A Cbic manifestou preocupação com a medida. “O fundo é utilizado majoritariamente para financiar a casa própria e, por isso, toda medida que retira recursos do FGTS, reduz o acesso ao financiamento para a produção e aquisição de imóveis, especialmente para os contribuintes de menor renda”, diz o órgão.
Eduardo Zaidan, vice-presidente de economia do SindusCon-SP, avalia que a medida não ataca a raiz do endividamento, ligada a juros altos e ao cenário macroeconômico. Zaidan considera que está havendo um desvio da lógica do FGTS, criado como proteção aos trabalhadores e para investimentos de longo prazo, com impacto social duradouro.
Luiz França, presidente da Abrainc, afirma que a possibilidade de usar os valores compromete a renda futura das famílias. A medida reduz a capacidade de poupança e financiamento imobiliário. “Qualquer medida que reduza sua capacidade de financiamento traz impactos diretos sobre o déficit habitacional, o emprego e o crescimento econômico”, diz.
França avalia que a proposta descaracterizaria o papel do fundo, principal instrumento de acesso à moradia no país.
“O trabalhador quita uma dívida hoje, mas contrai outra amanhã. E, no futuro, surge novamente a mesma solução: retirar dinheiro do fundo para pagar dívidas”, disse Mario Avelino, presidente do Instituto Fundo de Garantia do Trabalhador
Presidente do Fórum das Centrais Sindicais, Clemente Ganz Lucio, afirma que ajudar famílias endividadas é necessário, mas defende condições claras. “Não pode transformar esse acesso em consumo recorrente”.
FGTS
O FGTS foi criado em 1966, com o fim da estabilidade no emprego. O fundo passou a valer a partir de 1967. Todo mês o empregador deposita 8% sobre o salário do funcionário contratado pelo regime da CLT (Consolidação das Leis do Trabalho) em uma conta vinculada àquele emprego.
Na demissão sem justa causa, o trabalhador tem acesso à multa de 40% sobre o saldo.
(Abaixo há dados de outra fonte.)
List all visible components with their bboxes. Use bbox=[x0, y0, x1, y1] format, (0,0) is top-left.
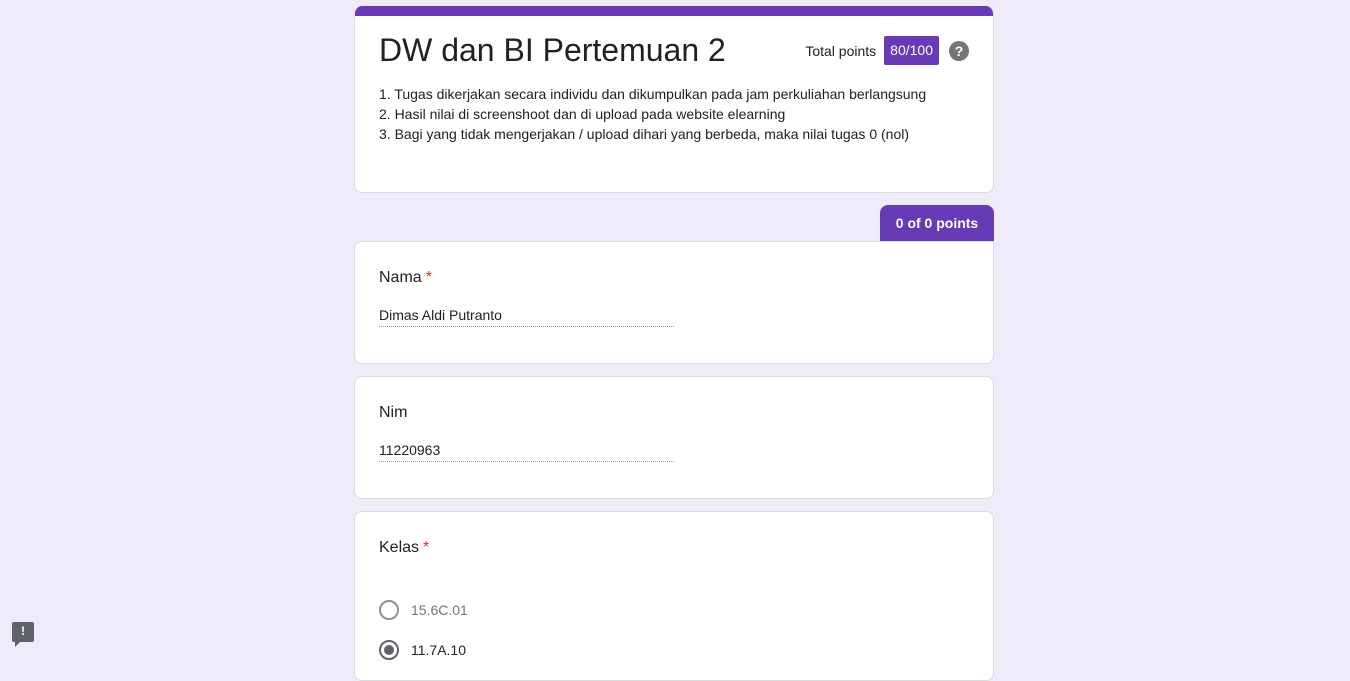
required-asterisk: * bbox=[423, 539, 430, 556]
question-card-nama: Nama * Dimas Aldi Putranto bbox=[354, 241, 994, 364]
total-points: Total points 80/100 ? bbox=[805, 36, 969, 65]
total-points-label: Total points bbox=[805, 42, 877, 59]
question-label: Nama bbox=[379, 269, 422, 286]
form-description: 1. Tugas dikerjakan secara individu dan … bbox=[379, 84, 926, 144]
question-card-nim: Nim 11220963 bbox=[354, 376, 994, 499]
answer-text: Dimas Aldi Putranto bbox=[379, 307, 674, 327]
required-asterisk: * bbox=[425, 269, 432, 286]
description-line: 3. Bagi yang tidak mengerjakan / upload … bbox=[379, 126, 909, 142]
radio-option[interactable]: 11.7A.10 bbox=[379, 638, 969, 662]
question-label: Nim bbox=[379, 404, 408, 421]
question-title: Nim bbox=[379, 377, 969, 423]
description-line: 1. Tugas dikerjakan secara individu dan … bbox=[379, 86, 927, 102]
question-title: Nama * bbox=[379, 242, 969, 288]
help-circle-icon[interactable]: ? bbox=[949, 40, 969, 61]
radio-button-checked[interactable] bbox=[379, 640, 399, 660]
form-header-card: DW dan BI Pertemuan 2 Total points 80/10… bbox=[354, 6, 994, 193]
question-card-kelas: Kelas * 15.6C.01 11.7A.10 bbox=[354, 511, 994, 681]
section-points-tab: 0 of 0 points bbox=[880, 205, 994, 241]
answer-text: 11220963 bbox=[379, 442, 674, 462]
report-feedback-icon[interactable]: ! bbox=[12, 622, 34, 647]
header-accent-bar bbox=[355, 6, 993, 16]
radio-option[interactable]: 15.6C.01 bbox=[379, 598, 969, 622]
radio-option-label: 11.7A.10 bbox=[411, 642, 467, 658]
question-title: Kelas * bbox=[379, 512, 969, 558]
radio-option-label: 15.6C.01 bbox=[411, 602, 468, 618]
form-container: DW dan BI Pertemuan 2 Total points 80/10… bbox=[354, 6, 994, 681]
radio-button[interactable] bbox=[379, 600, 399, 620]
radio-group: 15.6C.01 11.7A.10 bbox=[379, 598, 969, 662]
score-badge: 80/100 bbox=[884, 36, 939, 65]
question-label: Kelas bbox=[379, 539, 420, 556]
description-line: 2. Hasil nilai di screenshoot dan di upl… bbox=[379, 106, 786, 122]
form-title: DW dan BI Pertemuan 2 bbox=[379, 32, 726, 68]
section-points-row: 0 of 0 points bbox=[354, 205, 994, 241]
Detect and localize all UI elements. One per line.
Desde a reforma trabalhista de 2017, existe a possibilidade de sacar 20% da multa após acordo com o empregador na demissão.
O fundo só pode ser sacado em situações específicas previstas em lei. Entre as possibilidades estão aposentadoria, saque-aniversário e casos de doença grave. Os trabalhadores podem contratar crédito usando o FGTS como garantia, tanto no consignado quanto nas linhas vinculadas ao saque-aniversário.
Um dos pilares para utilização do FGTS é justamente na construção civil. Obras recebem financiamento subsidiados direto do fundo para a construção de imóveis, principalmente moradias populares.